Le continent vert
« Nous y voilà, ça-y-est.
C’est drôle comme les rôles s’inversent.
Nous qui nous sommes toujours considérés comme le fleuron de l’adaptation, nous voila devenu une espèce en voie de disparition. Pas faute de nous avoir prévenu mais il faut croire que l’instinct de consommation prévaut sur celui de conservation... Alors on se raccroche à des rêves un peu fous. On se dit «peut-être qu’on est passé à côté de quelque chose ?
Peut-être que la réponse se trouve là où on a déjà cherché ? ».
On étudie, on décortique, c’est ce que l’on fait de mieux après tout, c’est ce que l’on a toujours fait, observer.
Observer pendant que la surface habitable se transforme progressivement en un vaste désert aride et inhospitalier.
Les végétaux nous ont toujours battu au jeu de la survie.
Même dans un environnement extrême, ces maîtres de l’adaptations arrivent à se développer.
C’est étrange de se dire que l’on disparaît mais que finalement le monde continuera de tourner. On dit « nous détruisons la planète » mais finalement nous ne détruisons que nous même, comme si la terre allait s’arrêter de tourner et l’univers de s’étendre juste pour saluer notre disparition ...
Dans un dernier élan d’espoir nous avons décidé de nous tourner vers les végétaux, ceux-là même qui ont toujours trouvé la force de grandir dans les conditions les plus impropres à la vie.
« Les plantes, voilà la solution ! », et puis de toute façon a-t-on une meilleur idée ? Après tout si ça peut nous occuper pendant nos derniers instants en nous donnant un peu d’espoir, pourquoi pas ?
Chercheurs, mécaniciens, médecins, scientifiques de tout poil, nous voilà donc tous lancés corps et âme dans cette course folle contre la montre, cherchant un moyen de s’adapter à notre tour. [...] »
Année 1, jour 126 du premier cycle.
Hieronymus M.Esfandiary, Docteur en Biologie moléculaire.
« Les choses ne vont pas en s’améliorant, nous avons été obligé d’accélérer le mouvement.
Les longues années d’études ne nous ont pas appris grand chose, nous devrons agir. La technologie a réglé nombres de nos problèmes par le passé mais cette fois-ci, elle ne se suffit plus à elle-même, nous devons donc l’associer au vivant, créer une nouvelle étape dans l’évolution humaine, provoquer le changement.
Cela demandera du temps et nous devrons tous nous unir pour avancer, mais c’est notre seul espoir face à cette crise.
Créer une ère où la vie elle-même fusionne avec la technologie est la suite logique de l’évolution, et nous sommes maintenant au delà du questionnement éthique que cela soulève puisqu’il en va maintenant de notre survie immédiate. La fin justifie les moyens après tout, d’abord la survie, plus tard les conséquences.
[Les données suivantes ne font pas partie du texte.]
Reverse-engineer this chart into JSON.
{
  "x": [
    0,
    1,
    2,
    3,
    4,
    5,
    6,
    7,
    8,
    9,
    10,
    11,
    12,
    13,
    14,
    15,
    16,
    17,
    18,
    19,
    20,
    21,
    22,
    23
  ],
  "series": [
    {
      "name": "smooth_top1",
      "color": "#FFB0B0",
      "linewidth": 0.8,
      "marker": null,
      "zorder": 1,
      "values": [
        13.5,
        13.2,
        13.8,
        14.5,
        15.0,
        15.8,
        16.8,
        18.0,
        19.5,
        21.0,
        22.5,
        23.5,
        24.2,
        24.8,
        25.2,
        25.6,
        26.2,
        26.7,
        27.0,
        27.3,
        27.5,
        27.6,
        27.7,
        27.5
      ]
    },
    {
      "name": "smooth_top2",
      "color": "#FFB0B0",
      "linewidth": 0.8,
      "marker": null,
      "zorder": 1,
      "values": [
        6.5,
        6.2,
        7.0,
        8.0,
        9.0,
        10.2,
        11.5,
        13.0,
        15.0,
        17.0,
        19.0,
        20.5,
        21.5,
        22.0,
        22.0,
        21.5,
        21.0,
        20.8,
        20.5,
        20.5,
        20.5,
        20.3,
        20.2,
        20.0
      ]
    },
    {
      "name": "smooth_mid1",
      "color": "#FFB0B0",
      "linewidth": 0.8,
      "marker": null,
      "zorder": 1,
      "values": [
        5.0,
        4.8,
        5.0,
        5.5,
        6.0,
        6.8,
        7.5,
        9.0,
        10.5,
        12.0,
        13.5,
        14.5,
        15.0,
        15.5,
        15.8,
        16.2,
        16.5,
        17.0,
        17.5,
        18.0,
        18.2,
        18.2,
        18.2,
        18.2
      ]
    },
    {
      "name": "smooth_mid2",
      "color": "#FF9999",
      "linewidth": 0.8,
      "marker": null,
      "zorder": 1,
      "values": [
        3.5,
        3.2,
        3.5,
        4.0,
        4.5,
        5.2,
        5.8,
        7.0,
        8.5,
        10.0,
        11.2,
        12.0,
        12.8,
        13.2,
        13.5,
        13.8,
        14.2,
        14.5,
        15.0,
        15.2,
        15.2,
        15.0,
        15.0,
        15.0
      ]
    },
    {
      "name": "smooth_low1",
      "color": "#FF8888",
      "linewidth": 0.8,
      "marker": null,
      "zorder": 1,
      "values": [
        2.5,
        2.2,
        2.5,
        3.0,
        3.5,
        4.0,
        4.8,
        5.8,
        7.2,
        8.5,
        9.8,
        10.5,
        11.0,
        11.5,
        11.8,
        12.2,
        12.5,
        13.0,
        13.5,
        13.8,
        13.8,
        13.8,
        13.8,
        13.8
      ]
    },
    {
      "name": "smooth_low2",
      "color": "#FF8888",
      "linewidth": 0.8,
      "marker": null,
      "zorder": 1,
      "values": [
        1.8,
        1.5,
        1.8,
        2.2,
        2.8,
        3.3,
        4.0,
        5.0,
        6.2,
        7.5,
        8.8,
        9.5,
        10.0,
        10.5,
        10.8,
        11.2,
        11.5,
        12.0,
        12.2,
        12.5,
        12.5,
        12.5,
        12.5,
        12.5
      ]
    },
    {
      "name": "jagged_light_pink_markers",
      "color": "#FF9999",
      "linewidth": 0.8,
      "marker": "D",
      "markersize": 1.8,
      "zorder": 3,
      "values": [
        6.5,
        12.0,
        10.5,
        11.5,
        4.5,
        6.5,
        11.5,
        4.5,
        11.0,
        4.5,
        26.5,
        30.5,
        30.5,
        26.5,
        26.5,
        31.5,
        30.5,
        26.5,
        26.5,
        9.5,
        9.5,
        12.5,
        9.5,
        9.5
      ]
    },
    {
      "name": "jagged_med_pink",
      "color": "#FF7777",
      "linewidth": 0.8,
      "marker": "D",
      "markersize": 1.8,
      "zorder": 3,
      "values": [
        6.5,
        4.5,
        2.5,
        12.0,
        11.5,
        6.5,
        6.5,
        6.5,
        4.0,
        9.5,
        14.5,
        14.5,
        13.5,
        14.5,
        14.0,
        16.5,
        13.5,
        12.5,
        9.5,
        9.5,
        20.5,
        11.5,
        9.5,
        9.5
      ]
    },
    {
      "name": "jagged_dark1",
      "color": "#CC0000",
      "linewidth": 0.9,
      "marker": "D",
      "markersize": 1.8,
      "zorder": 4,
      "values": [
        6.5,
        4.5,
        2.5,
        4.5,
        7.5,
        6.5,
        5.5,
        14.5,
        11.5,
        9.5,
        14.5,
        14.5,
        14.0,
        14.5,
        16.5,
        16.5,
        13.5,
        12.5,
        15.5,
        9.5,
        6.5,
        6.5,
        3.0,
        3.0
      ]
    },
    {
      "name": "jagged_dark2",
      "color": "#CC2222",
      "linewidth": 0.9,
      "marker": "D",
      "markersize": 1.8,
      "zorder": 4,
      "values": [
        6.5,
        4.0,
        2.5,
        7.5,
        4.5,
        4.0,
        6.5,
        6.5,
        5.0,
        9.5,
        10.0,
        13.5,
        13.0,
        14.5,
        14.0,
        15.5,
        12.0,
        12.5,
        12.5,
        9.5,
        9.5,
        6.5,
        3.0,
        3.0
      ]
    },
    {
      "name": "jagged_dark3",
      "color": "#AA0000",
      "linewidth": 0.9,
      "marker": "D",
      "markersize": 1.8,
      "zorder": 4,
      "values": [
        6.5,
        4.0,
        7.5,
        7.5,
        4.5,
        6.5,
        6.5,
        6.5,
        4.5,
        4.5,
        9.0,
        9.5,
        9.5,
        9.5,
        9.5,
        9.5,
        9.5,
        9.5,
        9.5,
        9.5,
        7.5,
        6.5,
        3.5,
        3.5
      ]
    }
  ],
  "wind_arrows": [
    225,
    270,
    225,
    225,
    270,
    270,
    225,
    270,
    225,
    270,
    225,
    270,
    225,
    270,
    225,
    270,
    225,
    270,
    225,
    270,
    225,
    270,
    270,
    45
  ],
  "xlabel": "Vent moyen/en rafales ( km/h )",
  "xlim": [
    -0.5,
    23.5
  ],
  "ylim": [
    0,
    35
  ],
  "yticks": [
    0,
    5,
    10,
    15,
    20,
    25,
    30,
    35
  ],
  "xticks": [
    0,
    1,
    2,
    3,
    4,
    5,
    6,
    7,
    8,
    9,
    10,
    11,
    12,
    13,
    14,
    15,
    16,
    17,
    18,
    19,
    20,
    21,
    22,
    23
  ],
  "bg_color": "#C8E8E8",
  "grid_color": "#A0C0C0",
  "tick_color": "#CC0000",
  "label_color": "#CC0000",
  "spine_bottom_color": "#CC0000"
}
Mêler le vivant et l’inerte n’est pas chose facile et il nous faudra réinventer une nouvelle façon d’aborder la science. Bien sûr nous commencerons par des essais sur les végétaux, leur système étant bien moins complexe que le notre, mais je gage que nous arriverons vite à nous libérer des contraintes physiques qui nous astreignent et nous entraînent à notre perte. »
Jour 3 du deuxième cycle.
Charles Bülow Warming , Docteur en Bionique végétale.
Il ne reste plus grand chose de ce qui fit la grandeur de l’homo-sapiens. Quelques ruines, des vestiges, comme autant de fragments d’une trame complexe que tous semblent avoir maintenant oublié.
La fin logique d’une ère somme toute plutôt courte à l’échelle de l’univers mais étonnamment riche en bouleversements.
Un vent chaud balaie le sol d’est en ouest, charriant des effluves parfumées. Le continent vert n’a visiblement pas l’intention de s’arrêter dans sa conquête. Les hybrides se mettent en mouvement pour un nouveau cycle solaire, dans un bruissement de feuilles, de branches et de métal. Un frisson parcourt la totalité du réseau, le message est passé, il est temps de reprendre sa place dans le mécanisme complexe et bien huilé, résultat de nombreuses années de croissance. Les premiers rayons ultraviolets chargent les batteries et lancent le processus de photosynthèse, le ballet peut commencer.
S’il était doté d’une forme de conscience comparable à celle de l’homo-sapiens, le continent vert se demanderait sûrement si quelque part, ses créateurs le regardent...
Année 245, jour 51, Ère du post-végétal, Cycle du continent Vert.